Plasma membrane cholesterol: removal and insertion into the membrane and utilization as substrate for steroidogenesis.

The plasma membrane cholesterol content of MA-10 Leydig tumor cells is depleted by trophic hormone stimulation and repleted by incubating the cells with low density lipoprotein. The present studies used subcellular fractionation to investigate the membranes involved in steroid hormone synthesis. The results showed that the plasma membrane was the major source of cholesterol substrate and that the cholesterol content changed independently of any mass changes in membrane protein or phospholipid. Membrane phospholipid composition also did not change as membrane cholesterol content decreased or increased, a finding inconsistent with the proposal that phospholipid composition dictates the amount of cholesterol contained in a membrane.
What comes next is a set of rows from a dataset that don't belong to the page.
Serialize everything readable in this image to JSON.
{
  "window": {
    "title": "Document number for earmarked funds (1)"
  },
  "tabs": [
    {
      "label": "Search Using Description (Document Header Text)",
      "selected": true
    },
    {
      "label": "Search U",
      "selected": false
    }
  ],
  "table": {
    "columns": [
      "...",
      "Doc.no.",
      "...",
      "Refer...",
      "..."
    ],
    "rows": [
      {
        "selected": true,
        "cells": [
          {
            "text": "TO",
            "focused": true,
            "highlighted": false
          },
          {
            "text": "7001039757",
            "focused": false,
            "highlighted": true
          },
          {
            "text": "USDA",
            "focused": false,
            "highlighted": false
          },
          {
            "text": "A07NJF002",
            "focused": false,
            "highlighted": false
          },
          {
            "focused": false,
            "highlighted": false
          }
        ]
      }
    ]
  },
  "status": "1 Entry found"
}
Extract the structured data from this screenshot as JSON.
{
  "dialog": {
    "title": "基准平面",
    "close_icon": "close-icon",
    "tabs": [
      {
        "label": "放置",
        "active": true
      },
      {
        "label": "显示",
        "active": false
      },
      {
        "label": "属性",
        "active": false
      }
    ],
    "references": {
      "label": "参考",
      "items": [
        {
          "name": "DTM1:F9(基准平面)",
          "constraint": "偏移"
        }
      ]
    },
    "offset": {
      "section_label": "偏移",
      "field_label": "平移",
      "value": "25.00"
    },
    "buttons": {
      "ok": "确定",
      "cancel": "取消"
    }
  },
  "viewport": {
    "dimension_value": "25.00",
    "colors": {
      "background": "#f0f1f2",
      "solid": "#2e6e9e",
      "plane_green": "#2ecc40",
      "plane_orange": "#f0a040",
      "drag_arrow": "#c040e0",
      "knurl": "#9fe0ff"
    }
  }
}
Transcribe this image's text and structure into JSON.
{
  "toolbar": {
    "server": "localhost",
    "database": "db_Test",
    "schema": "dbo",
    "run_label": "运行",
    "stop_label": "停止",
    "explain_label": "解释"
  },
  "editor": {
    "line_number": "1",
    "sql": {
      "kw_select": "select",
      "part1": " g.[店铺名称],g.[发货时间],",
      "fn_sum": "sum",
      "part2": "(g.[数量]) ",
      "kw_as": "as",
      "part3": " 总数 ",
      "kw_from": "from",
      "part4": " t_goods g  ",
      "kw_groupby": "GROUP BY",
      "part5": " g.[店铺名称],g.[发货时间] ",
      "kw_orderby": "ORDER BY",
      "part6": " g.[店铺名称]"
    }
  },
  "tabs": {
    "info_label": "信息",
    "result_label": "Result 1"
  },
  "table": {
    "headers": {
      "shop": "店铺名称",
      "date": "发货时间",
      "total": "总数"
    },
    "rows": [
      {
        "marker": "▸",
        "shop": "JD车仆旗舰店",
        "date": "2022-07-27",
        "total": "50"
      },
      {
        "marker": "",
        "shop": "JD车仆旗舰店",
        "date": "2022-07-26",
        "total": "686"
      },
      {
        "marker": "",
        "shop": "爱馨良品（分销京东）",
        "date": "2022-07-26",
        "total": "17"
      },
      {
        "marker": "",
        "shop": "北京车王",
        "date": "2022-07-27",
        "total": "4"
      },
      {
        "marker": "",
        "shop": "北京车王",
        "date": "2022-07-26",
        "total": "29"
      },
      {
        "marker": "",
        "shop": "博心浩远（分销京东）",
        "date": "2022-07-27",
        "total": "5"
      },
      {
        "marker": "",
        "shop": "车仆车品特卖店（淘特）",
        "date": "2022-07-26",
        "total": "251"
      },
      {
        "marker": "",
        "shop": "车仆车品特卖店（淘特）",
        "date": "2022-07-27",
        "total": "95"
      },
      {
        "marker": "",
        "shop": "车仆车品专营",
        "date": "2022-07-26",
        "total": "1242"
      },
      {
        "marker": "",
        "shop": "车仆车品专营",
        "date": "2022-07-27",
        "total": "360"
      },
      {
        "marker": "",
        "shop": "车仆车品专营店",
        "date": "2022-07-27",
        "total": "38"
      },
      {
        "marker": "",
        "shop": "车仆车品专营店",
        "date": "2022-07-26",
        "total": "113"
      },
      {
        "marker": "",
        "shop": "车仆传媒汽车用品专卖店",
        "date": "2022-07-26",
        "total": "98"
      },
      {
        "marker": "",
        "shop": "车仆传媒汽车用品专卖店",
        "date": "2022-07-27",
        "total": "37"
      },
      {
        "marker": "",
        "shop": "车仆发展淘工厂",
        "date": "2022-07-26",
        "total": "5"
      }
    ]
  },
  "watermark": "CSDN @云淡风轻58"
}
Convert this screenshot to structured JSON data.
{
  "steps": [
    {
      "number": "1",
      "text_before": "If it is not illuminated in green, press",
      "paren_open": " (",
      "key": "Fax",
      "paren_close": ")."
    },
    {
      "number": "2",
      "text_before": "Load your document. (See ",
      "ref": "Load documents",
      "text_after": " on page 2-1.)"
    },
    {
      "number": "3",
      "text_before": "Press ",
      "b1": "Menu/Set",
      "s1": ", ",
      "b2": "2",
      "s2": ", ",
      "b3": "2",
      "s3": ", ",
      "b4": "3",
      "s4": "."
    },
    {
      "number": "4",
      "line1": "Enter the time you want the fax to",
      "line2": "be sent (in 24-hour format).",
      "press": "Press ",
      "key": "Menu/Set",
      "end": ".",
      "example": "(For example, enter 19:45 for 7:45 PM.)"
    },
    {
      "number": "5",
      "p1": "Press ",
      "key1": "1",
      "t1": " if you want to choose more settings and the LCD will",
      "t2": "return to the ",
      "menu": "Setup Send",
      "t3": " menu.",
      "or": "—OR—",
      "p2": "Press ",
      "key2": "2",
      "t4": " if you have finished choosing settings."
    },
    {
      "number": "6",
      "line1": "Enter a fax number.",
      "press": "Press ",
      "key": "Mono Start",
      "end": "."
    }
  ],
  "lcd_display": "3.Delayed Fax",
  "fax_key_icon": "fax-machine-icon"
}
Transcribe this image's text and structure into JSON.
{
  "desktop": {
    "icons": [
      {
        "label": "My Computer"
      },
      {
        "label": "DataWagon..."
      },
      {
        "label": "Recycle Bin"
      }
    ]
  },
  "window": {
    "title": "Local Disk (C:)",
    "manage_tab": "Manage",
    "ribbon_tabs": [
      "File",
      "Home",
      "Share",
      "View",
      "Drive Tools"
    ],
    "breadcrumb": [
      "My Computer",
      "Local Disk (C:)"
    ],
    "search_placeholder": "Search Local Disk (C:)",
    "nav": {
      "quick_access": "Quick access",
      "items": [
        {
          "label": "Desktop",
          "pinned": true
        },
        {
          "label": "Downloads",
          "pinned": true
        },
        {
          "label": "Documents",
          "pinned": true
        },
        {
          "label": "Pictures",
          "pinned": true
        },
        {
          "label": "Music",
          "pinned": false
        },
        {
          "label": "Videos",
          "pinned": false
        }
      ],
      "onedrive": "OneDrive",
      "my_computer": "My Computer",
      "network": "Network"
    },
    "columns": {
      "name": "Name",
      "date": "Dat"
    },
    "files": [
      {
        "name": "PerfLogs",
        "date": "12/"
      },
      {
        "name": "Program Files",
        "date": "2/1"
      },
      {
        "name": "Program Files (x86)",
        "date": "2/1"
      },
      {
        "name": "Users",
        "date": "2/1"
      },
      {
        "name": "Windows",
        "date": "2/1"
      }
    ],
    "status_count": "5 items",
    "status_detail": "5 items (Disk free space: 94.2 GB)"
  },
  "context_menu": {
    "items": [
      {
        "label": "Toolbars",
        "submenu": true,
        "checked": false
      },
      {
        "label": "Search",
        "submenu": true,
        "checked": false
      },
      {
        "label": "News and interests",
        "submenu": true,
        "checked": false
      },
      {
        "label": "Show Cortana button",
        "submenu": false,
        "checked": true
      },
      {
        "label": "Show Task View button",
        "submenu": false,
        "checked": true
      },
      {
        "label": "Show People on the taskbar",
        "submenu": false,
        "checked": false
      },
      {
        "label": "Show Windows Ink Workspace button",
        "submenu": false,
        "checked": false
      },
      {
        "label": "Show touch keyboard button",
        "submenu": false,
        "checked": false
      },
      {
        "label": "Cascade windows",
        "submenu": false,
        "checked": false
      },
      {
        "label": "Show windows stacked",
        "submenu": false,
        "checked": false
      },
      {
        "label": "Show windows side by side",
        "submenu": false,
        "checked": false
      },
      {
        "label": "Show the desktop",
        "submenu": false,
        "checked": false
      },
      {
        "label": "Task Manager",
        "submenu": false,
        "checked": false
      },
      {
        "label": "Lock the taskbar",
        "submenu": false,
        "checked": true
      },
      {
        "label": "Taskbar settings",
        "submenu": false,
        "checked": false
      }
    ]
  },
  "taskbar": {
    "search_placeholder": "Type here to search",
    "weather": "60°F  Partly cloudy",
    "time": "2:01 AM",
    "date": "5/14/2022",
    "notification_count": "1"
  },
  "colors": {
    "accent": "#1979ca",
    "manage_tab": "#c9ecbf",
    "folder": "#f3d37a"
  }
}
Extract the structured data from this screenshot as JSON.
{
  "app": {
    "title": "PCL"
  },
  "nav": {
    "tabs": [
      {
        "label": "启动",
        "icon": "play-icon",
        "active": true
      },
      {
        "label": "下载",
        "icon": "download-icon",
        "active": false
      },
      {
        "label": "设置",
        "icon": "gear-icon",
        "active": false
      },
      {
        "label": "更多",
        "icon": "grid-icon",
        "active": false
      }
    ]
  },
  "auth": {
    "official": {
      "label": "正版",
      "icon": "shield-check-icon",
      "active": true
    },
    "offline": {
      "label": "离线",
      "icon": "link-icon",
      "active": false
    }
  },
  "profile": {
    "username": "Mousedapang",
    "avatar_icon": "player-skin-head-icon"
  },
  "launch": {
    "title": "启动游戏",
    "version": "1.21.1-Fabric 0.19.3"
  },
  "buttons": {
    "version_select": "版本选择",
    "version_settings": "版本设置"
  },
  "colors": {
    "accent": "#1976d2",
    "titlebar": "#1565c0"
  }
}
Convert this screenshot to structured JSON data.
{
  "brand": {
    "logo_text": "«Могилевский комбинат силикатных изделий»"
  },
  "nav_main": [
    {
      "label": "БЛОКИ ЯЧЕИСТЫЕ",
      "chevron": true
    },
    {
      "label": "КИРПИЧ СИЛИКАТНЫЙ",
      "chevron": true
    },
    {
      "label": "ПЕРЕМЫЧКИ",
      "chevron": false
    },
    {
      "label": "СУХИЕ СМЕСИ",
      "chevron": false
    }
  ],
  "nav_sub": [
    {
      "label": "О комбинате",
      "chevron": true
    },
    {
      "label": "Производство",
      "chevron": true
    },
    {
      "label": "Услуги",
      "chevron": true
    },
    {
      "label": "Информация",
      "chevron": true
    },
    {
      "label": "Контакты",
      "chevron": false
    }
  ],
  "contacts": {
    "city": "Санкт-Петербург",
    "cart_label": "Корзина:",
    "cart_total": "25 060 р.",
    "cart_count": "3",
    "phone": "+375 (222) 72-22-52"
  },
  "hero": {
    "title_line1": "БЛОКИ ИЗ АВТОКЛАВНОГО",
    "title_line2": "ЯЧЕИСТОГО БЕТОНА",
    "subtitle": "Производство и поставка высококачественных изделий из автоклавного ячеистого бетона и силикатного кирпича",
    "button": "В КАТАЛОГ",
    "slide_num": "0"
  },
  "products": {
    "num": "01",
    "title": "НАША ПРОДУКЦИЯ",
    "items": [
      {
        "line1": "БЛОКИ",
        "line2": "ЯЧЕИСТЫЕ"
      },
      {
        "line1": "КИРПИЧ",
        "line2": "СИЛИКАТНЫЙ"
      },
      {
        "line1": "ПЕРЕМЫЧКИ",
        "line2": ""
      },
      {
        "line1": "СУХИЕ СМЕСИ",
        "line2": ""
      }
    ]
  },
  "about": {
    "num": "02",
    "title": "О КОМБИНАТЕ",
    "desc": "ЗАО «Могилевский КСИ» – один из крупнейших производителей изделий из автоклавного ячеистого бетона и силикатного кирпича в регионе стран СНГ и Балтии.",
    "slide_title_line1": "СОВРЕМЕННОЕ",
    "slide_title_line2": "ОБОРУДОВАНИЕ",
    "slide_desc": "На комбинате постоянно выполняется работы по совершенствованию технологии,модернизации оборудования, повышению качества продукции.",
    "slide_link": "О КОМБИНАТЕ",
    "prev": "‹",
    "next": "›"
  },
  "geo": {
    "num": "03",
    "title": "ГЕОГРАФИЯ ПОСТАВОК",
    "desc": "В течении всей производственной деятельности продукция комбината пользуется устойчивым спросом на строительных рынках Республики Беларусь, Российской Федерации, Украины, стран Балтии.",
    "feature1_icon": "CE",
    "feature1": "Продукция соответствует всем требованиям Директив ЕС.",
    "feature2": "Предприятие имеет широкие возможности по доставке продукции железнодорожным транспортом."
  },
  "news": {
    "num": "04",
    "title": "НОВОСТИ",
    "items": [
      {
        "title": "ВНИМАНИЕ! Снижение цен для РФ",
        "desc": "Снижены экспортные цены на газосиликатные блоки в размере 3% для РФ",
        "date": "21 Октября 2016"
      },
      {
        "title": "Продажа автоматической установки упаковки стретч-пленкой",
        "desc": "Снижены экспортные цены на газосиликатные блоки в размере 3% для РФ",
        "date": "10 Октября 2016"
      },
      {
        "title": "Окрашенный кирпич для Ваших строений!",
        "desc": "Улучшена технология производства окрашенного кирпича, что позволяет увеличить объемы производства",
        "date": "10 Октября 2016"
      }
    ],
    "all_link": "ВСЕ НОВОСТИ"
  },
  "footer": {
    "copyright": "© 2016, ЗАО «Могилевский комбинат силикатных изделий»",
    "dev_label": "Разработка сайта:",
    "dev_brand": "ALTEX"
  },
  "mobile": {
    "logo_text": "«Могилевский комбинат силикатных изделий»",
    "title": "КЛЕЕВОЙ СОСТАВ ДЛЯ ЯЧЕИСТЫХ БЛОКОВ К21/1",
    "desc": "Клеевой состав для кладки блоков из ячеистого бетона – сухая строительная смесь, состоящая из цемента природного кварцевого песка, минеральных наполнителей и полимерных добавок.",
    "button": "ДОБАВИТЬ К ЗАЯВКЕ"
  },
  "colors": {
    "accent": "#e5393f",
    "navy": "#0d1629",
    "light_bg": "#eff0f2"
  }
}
The mitochondria of the MA-10 cells were cholesterol rich, containing more cholesterol per unit protein or phospholipid than the plasma membrane. This cholesterol was presumably in the outer mitochondrial membrane, since virtually all of the cholesterol of intact mitochondria was accessible to cholesterol oxidase. Although there was a high concentration of mitochondrial cholesterol, this cholesterol was largely inert as a substrate for steroidogenesis, and plasma membrane cholesterol was incorporated into steroid hormones without ever equilibrating with the mitochondrial cholesterol pool.